Auburn, I remember the exchange between Scott and Dean. My faint recollection was that they were sorta talking at cross purposes. I'll look at it again tonight after work.

Roger Erickson said...

Circuit, Auburn, Neil,
There is a LOT lurking just before the surface here.

I put down some of the inter-dependencies in a longer comment here
https://plus.google.com/104140272098689841413/posts/LwGdjaVqj4p

Dan Kervick said...

Set it at 200%. The Treasury then gets the Federal Reserve dividend which covers the charge.

If the Fed is buying those 200% bonds on the secondary market at somewhere near fair market value then the result is a massive redistribution of income to wealthy bond buyers.

Neil Wilson said...

"If the Fed is buying those 200% bonds on the secondary market at somewhere near fair market value then the result is a massive redistribution of income to wealthy bond buyers."

Not really. There is the auction and the repurchase, with a cut for the market maker. The repurchase will be near the auction price if the market is working properly.

Joe said...

Here's the link to Scott schooling Dean
https://www.youtube.com/watch?v=soVyyyXrcwo
at 1:20:26 Scott confuses Dean about excess reserves, IOR and target rate. The look on Dean's face is priceless.

Dan Kervick said...

Not really. There is the auction and the repurchase, with a cut for the market maker. The repurchase will be near the auction price if the market is working properly.

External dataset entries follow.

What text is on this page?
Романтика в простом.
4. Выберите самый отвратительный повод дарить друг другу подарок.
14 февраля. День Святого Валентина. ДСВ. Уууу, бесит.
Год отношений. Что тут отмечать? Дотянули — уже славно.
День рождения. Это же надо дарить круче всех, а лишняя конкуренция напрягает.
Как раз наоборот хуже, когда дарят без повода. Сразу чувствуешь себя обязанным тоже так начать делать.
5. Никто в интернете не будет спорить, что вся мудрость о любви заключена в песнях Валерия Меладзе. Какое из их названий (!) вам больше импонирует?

And the auction price will be near the full long-term yield of the bond. Why would someone sell a bond that pays 200% to the Fed unless the Fed coughs up something pretty close to what the bond is worth from just holding it?

Random said...

"Why would someone sell a bond that pays 200% to the Fed unless the Fed coughs up something pretty close to what the bond is worth from just holding it?"
Wouldn't they buy a bond at "something pretty close to what the bond was worth"?